Connolly and McNamara

Charitable Giving

December 2010

Charitable Giving It is truly better to give than to receive but charitable donations allow you to do both. Consider topping up your giving before December 31 to reduce your tax bill for 2010.

Qualified donations will save you tax dollars while benefiting the charities of your choice. But when it comes to taxes a little planning is always in order.

  1. Check the list
    Only charities registered with Canada Revenue Agency (CRA) may issue tax receipts for donations in Canada. You may confirm a charity's status by visiting the Charities Listing on the Canada Revenue Agency (CRA) website: (www.cra-arc.gc.ca/chrts-gvng/lstngs/menu-eng.html). This list also provides important information on a charity's finances, activities, and tax filings.
  2. Obtain an official receipt
    Be sure to obtain an official tax receipt; it must include your name, date, donation amount, receipt number and charity registration number. Many charities provide an immediate "temporary" receipt with the official one to follow at year-end so be sure to keep track and follow up missing receipts. Keep your receipts in case CRA asks to see them. If you paper-file your return you must attach them.
  3. Don't be scammed!
    CRA frequently warns taxpayers about tax shelter "gifting arrangements," in which a taxpayer makes an investment and receives a charitable donation receipt for a greater value than the donated cash or property. Be aware of the risks of participating in these arrangements. CRA has said it will audit all those involved in these schemes—the promoters, the registered charities, and the participants.
  4. Maximize your tax credit
    Qualified donations in excess of $200 will offset your taxes at the highest rate of tax: 46% or $46 for every $100 donated. So aim to exceed the $200 threshold. Married or common-law spouses may pool their donations and claim them on a single tax return.
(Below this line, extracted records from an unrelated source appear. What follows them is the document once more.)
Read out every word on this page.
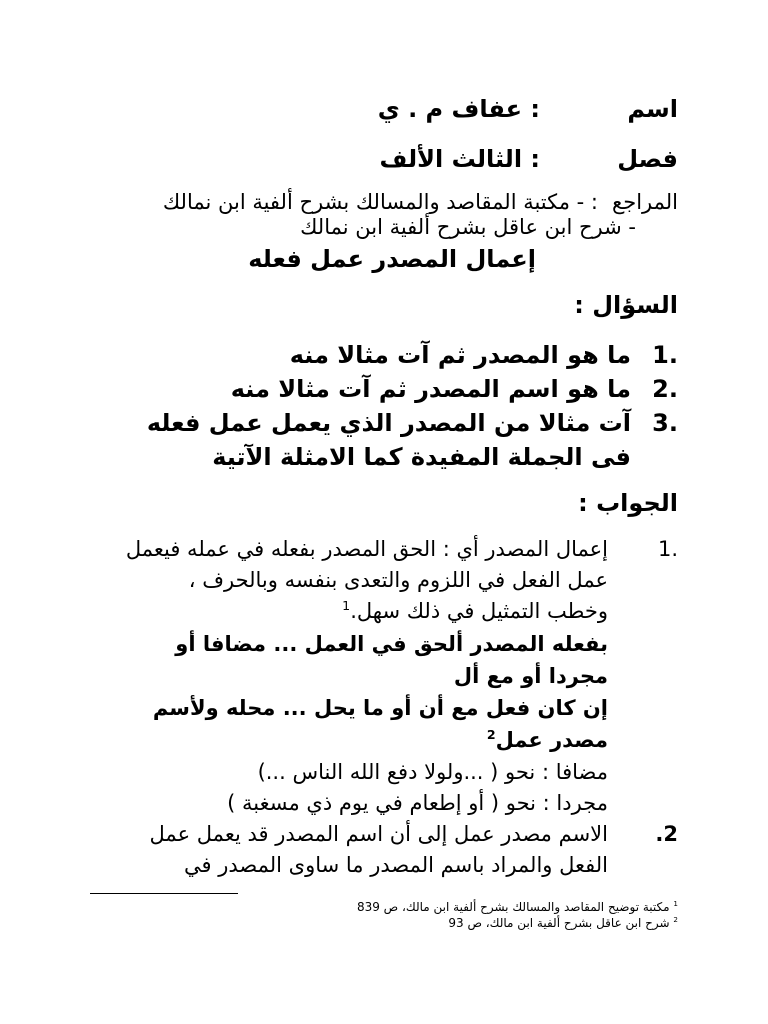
اسم
: عفاف م . ي
فصل
: الثالث الألف
المراجع
: - مكتبة المقاصد والمسالك بشرح ألفية ابن نمالك
- شرح ابن عاقل بشرح ألفية ابن نمالك
إعمال المصدر عمل فعله
السؤال :
1.
ما هو المصدر ثم آت مثالا منه
2.
ما هو اسم المصدر ثم آت مثالا منه
3.
آت مثالا من المصدر الذي يعمل عمل فعله
فى الجملة المفيدة كما الامثلة الآتية
الجواب :
1.
إعمال المصدر أي : الحق المصدر بفعله في عمله فيعمل
عمل الفعل في اللزوم والتعدى بنفسه وبالحرف ،
وخطب التمثيل في ذلك سهل.$^1$
بفعله المصدر ألحق في العمل ... مضافا أو
مجردا أو مع أل
إن كان فعل مع أن أو ما يحل ... محله ولأسم
مصدر عمل$^2$
مضافا : نحو ( ...ولولا دفع الله الناس ...)
مجردا : نحو ( أو إطعام في يوم ذي مسغبة )
.2
الاسم مصدر عمل إلى أن اسم المصدر قد يعمل عمل
الفعل والمراد باسم المصدر ما ساوى المصدر في
$^1$ مكتبة توضيح المقاصد والمسالك بشرح ألفية ابن مالك، ص 839
$^2$ شرح ابن عاقل بشرح ألفية ابن مالك، ص 93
You can also carry forward unclaimed donations for up to five years allowing you to accumulate credits. Both these tactics will maximize the portion eligible for the top rate of credit. In general, donations may not exceed 75% of a taxpayer's net income for the year they are claimed.
  5. Consider non-cash donations
    Donations of new furniture, equipment, art and other items (but not services) may be accepted for credit by many charities. The charity may need an appraisal and will issue a receipt describing the item and listing its value. You may have to report the disposition of the item at the appraised value and can claim a donation for up to this amount. We can assist you with this. There are further rules for donations of certain property such as cultural or ecological gifts and artists' inventory. See the CRA publication P-113-Gifts and Income Tax http://www.cra-arc.gc.ca/E/pub/tg/p113/p113-e.html or ask us for further information.
  6. Stock up on savings
    Contributions of publicly-listed shares reap an added benefit. They qualify as a donation for the amount of their market value on the date they are transferred to the charity. Plus, any gain arising on their disposition is considered zero for tax purposes so no tax is triggered. This makes it a highly attractive option so don't miss this opportunity for 2010: arrange the stock transfer by December 23 to ensure it settles by year-end.
  7. Eliminate your employee stock option taxable benefit
    Did you know you can claim an additional deduction for donating publicly-listed shares of corporations you acquired through your employer's stock option plan? A few conditions apply. First, you must be entitled to the usual stock option deduction of 50% of the employment benefit arising on the exercise of the option. Second, you must donate the option shares within 30 days of their acquisition (and within the same tax year) to a registered charity. If these conditions are met, an additional deduction for the remaining 50% of the employment benefit is allowed in addition to the donation credit. This eliminates tax on the entire employment benefit associated with the exercise of your stock options. Any capital gain on the donation of the option shares will be considered zero for tax purposes as described above. You may also arrange for your employer to immediately dispose of your option shares and donate cash instead while reaping the same benefits. Time these transactions before year-end to ensure they count for 2010.
  8. You can't take it with you
    Charitable donations can be stipulated in your will; they would be made by your Executor and claimed on your final personal return and the prior year's return if necessary. Donations in this case may equal 100% of net income for the final and prior year. If you have a substantial estate you may wish to consider benefiting several charities of your choice through a charitable remainder trust. Speak to us for further details.

Canadians are among the world's most generous donors; CRA has encouraged this philanthropy with generous tax incentives. Make use of them today!